Sobre vacas e guerras
Bruno Greco
Ali Sheikh Khudr, diretor de A Fazenda de Vacas (2016), se aproxima de seu primo Hassan, um criador de vacas que mora em uma pequena fazenda no interior da Síria, com o intuito de fazer um filme sobre sua família. Carismático e bem humorado, o discurso de Hassan é composto por representações concisas sobre o mundo, apesar de estar tão distante da civilização. Ele aparenta não sentir falta de relações humanas – no decorrer do filme descobrimos que tem uma relação conflituosa com o resto da família – e demonstra um amor genuíno por suas vacas, além de um orgulho por sua independência em relação à sociedade graças a elas.
Ali Sheikh, fascinado pelo carisma de Hassan, abandona a ideia de um filme sobre sua família, e o transforma em um documentário sobre o cotidiano desse recém descoberto personagem. O diretor utiliza a precariedade de seus equipamentos a seu favor, pois, valendo-se de uma câmera caseira, acaba criando um clima de cumplicidade doméstica entre o espectador e o protagonista.
Algum tempo depois desse encontro, eclode a guerra civil na Síria.
Após uma rápida contextualização, feita por meio de (violentos) registros de materiais de arquivo, voltamos à fazenda de vacas. Hassan agora vive sob o fantasma da guerra. Os conflitos afetaram diretamente sua criação. Ele não é mais o sujeito simpático e extrovertido que conhecemos no início dessa narrativa. Alimentado apenas pelas informações da TV e distante geograficamente da guerra, Hassan ainda consegue construir uma visão contundente sobre a situação de seu país. Absolutamente afetado por esse real, porém, modifica toda a sua relação com o mundo.
Ali Sheikh, ao utlilizar o recurso da fazenda, aparentemente afastada de toda a violência, como mínimo ponto, consegue transmitir a dimensão trágica da guerra com uma potência ainda maior do que se registrasse um campo de batalha.

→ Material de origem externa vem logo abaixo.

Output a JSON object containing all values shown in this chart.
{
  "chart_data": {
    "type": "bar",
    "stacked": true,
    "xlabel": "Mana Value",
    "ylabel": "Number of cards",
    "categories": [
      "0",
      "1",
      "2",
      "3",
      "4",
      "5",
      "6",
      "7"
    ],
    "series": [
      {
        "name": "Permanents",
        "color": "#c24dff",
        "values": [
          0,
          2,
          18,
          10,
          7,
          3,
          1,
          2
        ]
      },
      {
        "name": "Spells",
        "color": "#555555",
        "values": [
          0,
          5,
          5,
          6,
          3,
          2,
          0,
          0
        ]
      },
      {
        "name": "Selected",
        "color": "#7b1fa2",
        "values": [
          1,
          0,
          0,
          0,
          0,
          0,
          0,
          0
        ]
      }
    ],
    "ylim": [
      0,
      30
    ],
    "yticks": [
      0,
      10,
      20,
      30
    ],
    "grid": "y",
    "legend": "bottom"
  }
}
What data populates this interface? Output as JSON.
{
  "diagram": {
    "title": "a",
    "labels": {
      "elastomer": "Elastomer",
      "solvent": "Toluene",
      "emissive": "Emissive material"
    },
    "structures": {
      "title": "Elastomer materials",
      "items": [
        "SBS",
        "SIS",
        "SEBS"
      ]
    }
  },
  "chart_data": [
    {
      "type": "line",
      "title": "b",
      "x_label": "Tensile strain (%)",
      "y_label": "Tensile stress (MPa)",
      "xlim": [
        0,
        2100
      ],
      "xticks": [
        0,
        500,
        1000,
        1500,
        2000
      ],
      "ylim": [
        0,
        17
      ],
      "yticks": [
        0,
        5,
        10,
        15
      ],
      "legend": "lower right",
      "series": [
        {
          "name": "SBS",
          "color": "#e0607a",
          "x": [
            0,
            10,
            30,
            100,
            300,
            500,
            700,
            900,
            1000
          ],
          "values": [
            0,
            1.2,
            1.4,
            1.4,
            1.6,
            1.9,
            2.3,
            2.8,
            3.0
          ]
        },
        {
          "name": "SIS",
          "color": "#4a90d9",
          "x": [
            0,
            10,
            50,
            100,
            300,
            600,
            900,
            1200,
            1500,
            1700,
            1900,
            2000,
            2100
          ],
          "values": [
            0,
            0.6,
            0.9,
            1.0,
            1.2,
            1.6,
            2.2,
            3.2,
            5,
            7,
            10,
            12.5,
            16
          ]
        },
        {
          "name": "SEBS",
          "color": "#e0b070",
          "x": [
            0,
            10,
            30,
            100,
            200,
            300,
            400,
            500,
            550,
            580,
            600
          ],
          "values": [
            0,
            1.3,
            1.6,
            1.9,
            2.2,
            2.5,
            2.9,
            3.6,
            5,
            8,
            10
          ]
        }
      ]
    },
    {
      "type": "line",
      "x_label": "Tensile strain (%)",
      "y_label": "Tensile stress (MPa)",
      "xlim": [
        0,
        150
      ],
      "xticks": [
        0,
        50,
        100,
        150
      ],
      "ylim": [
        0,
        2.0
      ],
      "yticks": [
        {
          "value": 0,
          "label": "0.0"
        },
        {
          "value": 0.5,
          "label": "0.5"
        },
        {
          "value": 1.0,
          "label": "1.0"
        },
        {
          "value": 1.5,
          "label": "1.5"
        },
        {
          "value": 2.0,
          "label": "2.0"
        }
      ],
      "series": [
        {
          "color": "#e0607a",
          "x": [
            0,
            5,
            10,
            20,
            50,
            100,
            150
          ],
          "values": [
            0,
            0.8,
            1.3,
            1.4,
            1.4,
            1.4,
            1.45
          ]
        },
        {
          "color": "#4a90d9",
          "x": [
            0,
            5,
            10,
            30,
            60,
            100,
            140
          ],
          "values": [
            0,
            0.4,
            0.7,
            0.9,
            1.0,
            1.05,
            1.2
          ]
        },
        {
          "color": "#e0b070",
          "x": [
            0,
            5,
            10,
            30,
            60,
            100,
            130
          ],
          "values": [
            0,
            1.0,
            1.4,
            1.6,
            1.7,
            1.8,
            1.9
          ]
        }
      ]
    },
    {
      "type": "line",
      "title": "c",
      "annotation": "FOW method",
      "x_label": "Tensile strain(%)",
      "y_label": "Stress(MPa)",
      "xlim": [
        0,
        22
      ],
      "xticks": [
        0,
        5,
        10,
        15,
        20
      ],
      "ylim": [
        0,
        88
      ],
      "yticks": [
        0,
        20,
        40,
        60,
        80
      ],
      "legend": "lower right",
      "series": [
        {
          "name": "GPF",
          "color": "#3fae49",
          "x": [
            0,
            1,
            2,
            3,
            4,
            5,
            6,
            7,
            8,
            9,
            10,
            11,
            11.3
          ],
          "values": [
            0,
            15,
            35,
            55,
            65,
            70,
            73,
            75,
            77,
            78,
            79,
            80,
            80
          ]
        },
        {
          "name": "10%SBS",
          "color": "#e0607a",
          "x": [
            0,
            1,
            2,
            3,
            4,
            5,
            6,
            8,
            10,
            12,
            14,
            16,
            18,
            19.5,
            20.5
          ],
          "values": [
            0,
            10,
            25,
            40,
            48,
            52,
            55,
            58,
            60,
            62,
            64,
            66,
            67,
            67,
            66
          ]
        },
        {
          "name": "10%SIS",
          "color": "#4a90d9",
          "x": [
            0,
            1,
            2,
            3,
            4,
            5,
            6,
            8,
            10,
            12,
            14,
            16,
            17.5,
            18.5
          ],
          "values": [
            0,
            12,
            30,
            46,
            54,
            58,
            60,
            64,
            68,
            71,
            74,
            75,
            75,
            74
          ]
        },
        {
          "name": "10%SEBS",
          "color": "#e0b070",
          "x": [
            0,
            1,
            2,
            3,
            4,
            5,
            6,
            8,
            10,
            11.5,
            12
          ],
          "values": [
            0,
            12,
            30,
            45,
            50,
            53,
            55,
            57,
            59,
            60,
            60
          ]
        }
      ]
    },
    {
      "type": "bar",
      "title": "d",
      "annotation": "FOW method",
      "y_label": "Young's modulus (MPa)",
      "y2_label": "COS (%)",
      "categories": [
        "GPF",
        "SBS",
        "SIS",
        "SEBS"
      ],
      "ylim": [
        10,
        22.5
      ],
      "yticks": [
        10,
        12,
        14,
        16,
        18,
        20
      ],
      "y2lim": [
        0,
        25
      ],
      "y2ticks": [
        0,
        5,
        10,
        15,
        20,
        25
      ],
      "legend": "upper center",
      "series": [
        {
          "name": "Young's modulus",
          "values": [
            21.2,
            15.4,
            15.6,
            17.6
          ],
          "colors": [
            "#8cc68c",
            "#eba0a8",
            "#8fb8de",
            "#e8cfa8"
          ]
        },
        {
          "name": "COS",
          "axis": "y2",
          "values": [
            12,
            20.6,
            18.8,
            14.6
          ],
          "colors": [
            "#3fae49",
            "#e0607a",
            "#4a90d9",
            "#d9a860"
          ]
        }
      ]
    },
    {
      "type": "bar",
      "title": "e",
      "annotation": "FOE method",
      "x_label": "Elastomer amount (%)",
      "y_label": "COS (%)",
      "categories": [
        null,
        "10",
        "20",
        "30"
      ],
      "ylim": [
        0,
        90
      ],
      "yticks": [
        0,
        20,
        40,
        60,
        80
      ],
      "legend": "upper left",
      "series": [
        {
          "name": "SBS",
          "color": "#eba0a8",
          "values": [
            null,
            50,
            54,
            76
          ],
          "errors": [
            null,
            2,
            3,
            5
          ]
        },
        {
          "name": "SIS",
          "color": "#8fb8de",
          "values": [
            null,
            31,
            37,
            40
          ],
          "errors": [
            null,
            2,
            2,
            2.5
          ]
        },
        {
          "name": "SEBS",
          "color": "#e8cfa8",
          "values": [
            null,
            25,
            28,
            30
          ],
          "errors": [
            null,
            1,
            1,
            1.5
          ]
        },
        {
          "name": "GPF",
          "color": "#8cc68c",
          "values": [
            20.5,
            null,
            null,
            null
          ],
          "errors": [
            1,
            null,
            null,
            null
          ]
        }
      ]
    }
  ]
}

Ao focar no drama particular de um homem simples, nos damos conta da complexidade do mundo em que ele está inserido. Hassan tem sua vida devastada por uma guerra que acontece a quilômetros de seu vilarejo, o que não impede que ela seja vizinha do seu desassossego. A vaca, ícone do acolhimento e da maternidade, não sustenta mais o lugar idílico de uma vida auto-sustentável.
O próprio diretor foge da Síria para escapar da convocação militar, enquanto lá, Hassan é obrigado a servir ao exército. Meses depois, Ali Sheikh é notificado da morte do seu primo em uma missão claramente suicida. O filme termina por se tornar uma homenagem a ele.